Een grote partij wegwerphandschoenen, ingekocht door een inkoper voor tomatenteeltbedrijven, moet alsnog betaald worden. Dat oordeelt het Gerechtshof Den Haag.
Tussen de inkoper en de leverancier zijn in 2015 en 2018 raamovereenkomsten gesloten over de inkoop van wegwerphandschoenen. Tijdens de coronapandemie worden aanvullende afspraken gemaakt, voor 11.000 handschoenen in 2020 en 13.000 handschoenen in 2021.

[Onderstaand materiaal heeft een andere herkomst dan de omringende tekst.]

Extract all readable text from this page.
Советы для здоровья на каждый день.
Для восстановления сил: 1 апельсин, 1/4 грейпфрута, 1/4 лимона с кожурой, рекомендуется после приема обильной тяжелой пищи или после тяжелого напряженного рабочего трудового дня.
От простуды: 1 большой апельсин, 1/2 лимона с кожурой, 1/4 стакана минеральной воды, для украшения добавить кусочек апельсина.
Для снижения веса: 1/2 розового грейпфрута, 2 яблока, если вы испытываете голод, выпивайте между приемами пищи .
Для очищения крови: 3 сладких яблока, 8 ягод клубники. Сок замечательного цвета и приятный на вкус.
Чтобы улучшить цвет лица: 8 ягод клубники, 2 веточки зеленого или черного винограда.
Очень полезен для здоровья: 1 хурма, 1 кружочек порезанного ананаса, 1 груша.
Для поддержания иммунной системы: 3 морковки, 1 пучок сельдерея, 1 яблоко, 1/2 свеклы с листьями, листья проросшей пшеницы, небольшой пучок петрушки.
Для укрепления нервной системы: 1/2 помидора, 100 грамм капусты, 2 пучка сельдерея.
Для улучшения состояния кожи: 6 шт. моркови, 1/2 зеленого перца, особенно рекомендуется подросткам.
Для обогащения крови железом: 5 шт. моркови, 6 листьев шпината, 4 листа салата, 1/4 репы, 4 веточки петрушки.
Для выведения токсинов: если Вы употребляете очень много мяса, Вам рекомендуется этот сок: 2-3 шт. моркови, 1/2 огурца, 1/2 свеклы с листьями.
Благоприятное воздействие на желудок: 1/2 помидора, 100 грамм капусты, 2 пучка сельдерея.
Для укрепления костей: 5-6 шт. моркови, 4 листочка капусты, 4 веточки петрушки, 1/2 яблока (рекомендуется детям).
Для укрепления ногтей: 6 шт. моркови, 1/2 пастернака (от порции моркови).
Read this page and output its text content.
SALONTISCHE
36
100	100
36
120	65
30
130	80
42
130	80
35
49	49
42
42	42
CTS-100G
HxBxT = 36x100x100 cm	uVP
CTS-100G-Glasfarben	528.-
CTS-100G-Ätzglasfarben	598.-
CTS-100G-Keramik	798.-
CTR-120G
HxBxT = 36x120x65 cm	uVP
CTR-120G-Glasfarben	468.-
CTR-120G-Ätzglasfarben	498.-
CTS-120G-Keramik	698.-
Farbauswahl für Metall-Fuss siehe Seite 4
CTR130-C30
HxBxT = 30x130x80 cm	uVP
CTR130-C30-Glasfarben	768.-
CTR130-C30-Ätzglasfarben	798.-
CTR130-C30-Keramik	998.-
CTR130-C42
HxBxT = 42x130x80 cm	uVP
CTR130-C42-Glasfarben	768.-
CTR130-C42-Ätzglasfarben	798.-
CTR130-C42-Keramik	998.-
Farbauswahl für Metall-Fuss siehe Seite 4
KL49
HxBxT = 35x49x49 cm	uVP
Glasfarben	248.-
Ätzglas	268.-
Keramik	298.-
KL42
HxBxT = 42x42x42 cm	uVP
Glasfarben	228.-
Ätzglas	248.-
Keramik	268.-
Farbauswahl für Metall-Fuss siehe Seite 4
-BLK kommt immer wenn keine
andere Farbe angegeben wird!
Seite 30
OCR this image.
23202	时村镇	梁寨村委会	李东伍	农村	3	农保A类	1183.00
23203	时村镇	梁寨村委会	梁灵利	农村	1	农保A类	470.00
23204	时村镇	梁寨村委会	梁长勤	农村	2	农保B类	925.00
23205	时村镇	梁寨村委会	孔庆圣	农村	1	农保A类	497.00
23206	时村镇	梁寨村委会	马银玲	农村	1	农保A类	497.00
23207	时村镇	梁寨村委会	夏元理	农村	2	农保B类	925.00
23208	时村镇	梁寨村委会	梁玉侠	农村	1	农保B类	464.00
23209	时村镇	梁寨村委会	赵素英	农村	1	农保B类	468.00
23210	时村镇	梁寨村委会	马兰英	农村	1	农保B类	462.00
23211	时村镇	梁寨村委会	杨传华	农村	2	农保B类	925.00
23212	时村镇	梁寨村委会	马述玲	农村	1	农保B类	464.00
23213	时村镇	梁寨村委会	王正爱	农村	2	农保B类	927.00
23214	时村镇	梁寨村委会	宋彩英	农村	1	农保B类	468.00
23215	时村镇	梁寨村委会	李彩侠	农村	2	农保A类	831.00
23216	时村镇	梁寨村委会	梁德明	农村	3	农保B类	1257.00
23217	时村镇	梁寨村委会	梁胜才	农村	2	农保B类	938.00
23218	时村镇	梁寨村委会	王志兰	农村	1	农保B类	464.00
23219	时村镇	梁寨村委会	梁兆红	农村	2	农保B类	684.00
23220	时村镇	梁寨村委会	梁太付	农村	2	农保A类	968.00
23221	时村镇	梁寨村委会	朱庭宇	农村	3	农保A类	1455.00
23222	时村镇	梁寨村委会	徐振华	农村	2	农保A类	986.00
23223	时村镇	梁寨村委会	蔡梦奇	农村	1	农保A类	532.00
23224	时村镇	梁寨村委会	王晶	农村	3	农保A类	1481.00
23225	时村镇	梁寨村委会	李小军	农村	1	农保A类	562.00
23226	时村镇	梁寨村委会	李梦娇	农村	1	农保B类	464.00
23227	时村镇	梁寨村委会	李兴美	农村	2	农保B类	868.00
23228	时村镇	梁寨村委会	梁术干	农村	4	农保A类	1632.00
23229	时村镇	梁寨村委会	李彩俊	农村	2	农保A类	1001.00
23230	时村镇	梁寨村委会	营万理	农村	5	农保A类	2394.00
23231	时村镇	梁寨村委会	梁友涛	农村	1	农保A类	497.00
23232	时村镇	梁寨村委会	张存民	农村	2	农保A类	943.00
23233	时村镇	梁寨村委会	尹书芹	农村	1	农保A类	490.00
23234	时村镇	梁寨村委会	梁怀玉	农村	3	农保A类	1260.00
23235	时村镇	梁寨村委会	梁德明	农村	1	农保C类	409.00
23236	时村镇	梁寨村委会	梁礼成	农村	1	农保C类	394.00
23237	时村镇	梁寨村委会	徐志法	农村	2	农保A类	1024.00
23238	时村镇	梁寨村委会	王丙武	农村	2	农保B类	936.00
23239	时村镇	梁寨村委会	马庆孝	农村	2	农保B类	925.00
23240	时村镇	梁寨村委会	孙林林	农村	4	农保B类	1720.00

Vanwege de opkomst van ToBRFV in 2019 en het coronavirus, vanaf 2020, neemt de behoefte aan hygiƫneproducten, waaronder wegwerphandschoenen, flink toe in de tomatenteelt. De wegwerphandschoenen worden tijdelijk fors duurder.
Inkoper en leverancier communiceren uitgebreid met elkaar, en in de rechtszaak komt veel van die communicatie naar buiten. Er ontstaat een geschil over prijs, afname en exclusiviteitsafspraken die zouden zijn geschonden.
De rechter komt eraan te pas. In het voorjaar van 2023 volgt een vonnis, waartegen de inkoper namens de tomatentelers in hoger beroep gaat.
In hoger beroep oordeelt het Gerechtshof Den Haag nu op 14 oktober 2025 dat het hoger beroep in grote lijnen niet slaagt. De leverancier trekt aan het langste eind.
Een notaris hield al geld in depot, en dat geld moet nu aan de leverancier betaald worden. Het gaat opgeteld om 2 miljoen euro.